Discontent because of deterioration of his citta


Luangta's samadhi began to deteriorate because he fixed his klod [4]
(4] A klod is a large umbrella to give shelter from the sun, to protect against rain. In the evening it serves as a tent by hanging the mosquito net over the umbrella. It gives enough space to sit comfortable)

…."It was a condition where the citta could not focus properly into samadhi, like I had been able to do before. Sometimes I could concentrate enough to make the citta calm, sometimes not. My practice deteriorated in a way that I thought I was going to really die, for the dukkha was heavy. The reason I experienced heavy dukkha was, that I had tasted the great value of deep samadhi before. But now, because my meditation had deteriorated I felt as if nothing was left, and as if my heart was on fire day and night, standing or walking, sitting or sleeping. This was very extreme dukkha, because I really wanted to restore that kind of deep samadhi again. This was really extreme dukkha..."

However, Luangta had the resoluteness and determination to fight the kilesas. He always said that, "If the kilesas do not die, I will die. We cannot stay in the same place, the kilesas and I! This is unacceptable." When his citta deteriorated, he had received advice from Than Acharn Mun who said, "Let go of the thought about deterioration, just think buddho continuously and non-stop.

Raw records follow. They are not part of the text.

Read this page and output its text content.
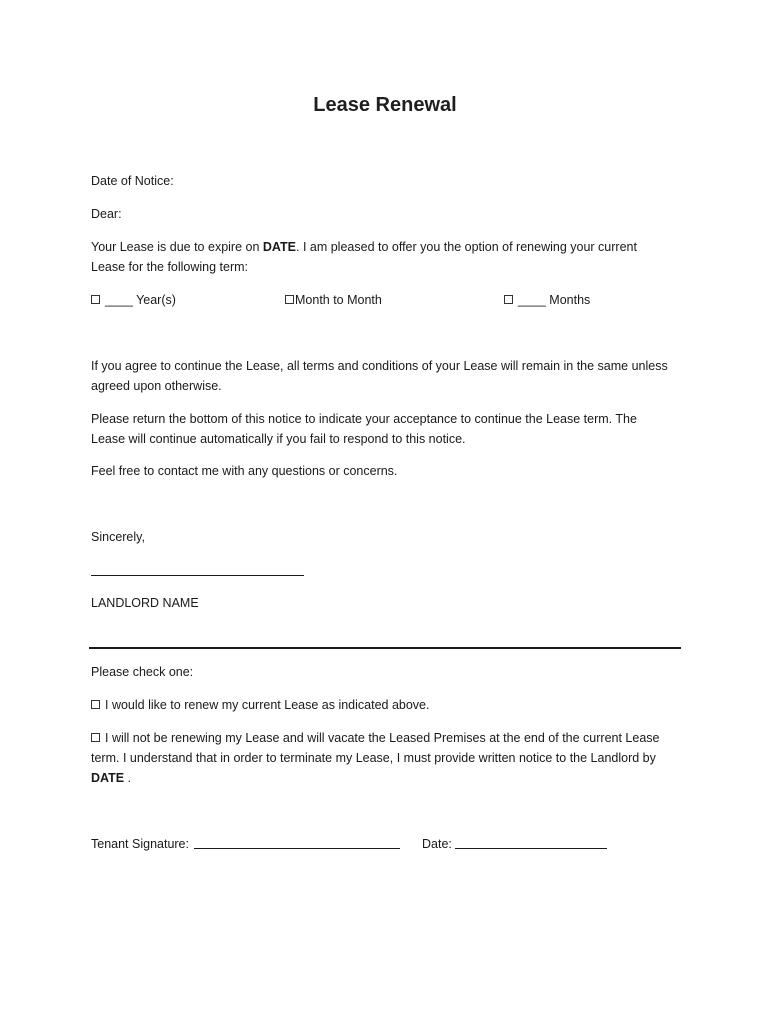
Lease Renewal
Date of Notice:
Dear:
Your Lease is due to expire on DATE. I am pleased to offer you the option of renewing your current
Lease for the following term:
____ Year(s)	Month to Month	____ Months
If you agree to continue the Lease, all terms and conditions of your Lease will remain in the same unless
agreed upon otherwise.
Please return the bottom of this notice to indicate your acceptance to continue the Lease term. The
Lease will continue automatically if you fail to respond to this notice.
Feel free to contact me with any questions or concerns.
Sincerely,
LANDLORD NAME
Please check one:
I would like to renew my current Lease as indicated above.
I will not be renewing my Lease and will vacate the Leased Premises at the end of the current Lease
term. I understand that in order to terminate my Lease, I must provide written notice to the Landlord by
DATE .
Tenant Signature:	Date:
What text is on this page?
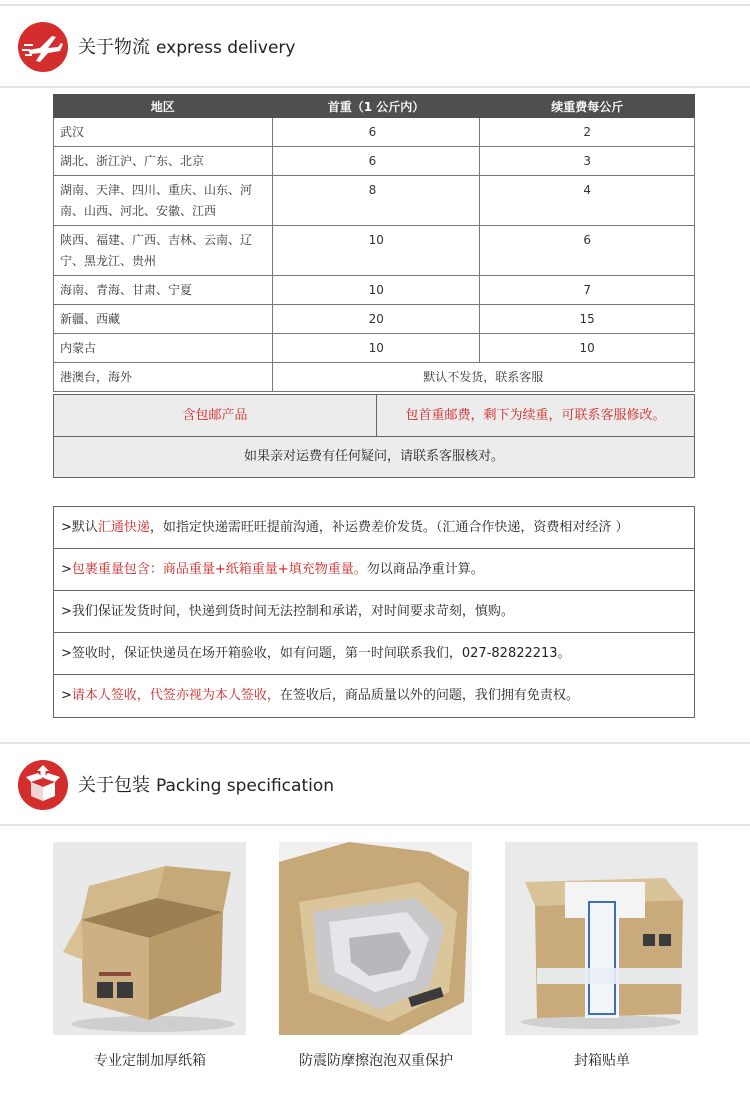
关于物流 express delivery
地区	首重（1 公斤内）	续重费每公斤
武汉	6	2
湖北、浙江沪、广东、北京	6	3
湖南、天津、四川、重庆、山东、河南、山西、河北、安徽、江西	8	4
陕西、福建、广西、吉林、云南、辽宁、黑龙江、贵州	10	6
海南、青海、甘肃、宁夏	10	7
新疆、西藏	20	15
内蒙古	10	10
港澳台，海外	默认不发货，联系客服	
含包邮产品	包首重邮费，剩下为续重，可联系客服修改。
如果亲对运费有任何疑问，请联系客服核对。
>默认汇通快递，如指定快递需旺旺提前沟通，补运费差价发货。（汇通合作快递，资费相对经济 ）
>包裹重量包含：商品重量+纸箱重量+填充物重量。勿以商品净重计算。
>我们保证发货时间，快递到货时间无法控制和承诺，对时间要求苛刻，慎购。
>签收时，保证快递员在场开箱验收，如有问题，第一时间联系我们，027-82822213。
>请本人签收，代签亦视为本人签收，在签收后，商品质量以外的问题，我们拥有免责权。
关于包装 Packing specification
专业定制加厚纸箱	防震防摩擦泡泡双重保护	封箱贴单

After using your parikamma buddho, repeatedly and without lapse, the concentration will rush back on its own. Even if it comes back now, don't let go of the buddho, for if the kilesas have no sense food to eat, the concentration will come back to us."

The 9th year of his monkhood is the first year that Luangta stayed during the rains retreat with Than Acharn Mun at Ban Khok, Sakon Nakhorn Province. He promised himself that: "I must use the meditation word "buddho" to control my citta all the time, regardless whether I practice samadhi or not, or wherever I am. Even though I am sweeping the monastery grounds or do other daily activities, I will  not let my sati slip away from ‘buddho," Because of Luangta's determination, his citta attained samadhi again and did not deteriorate!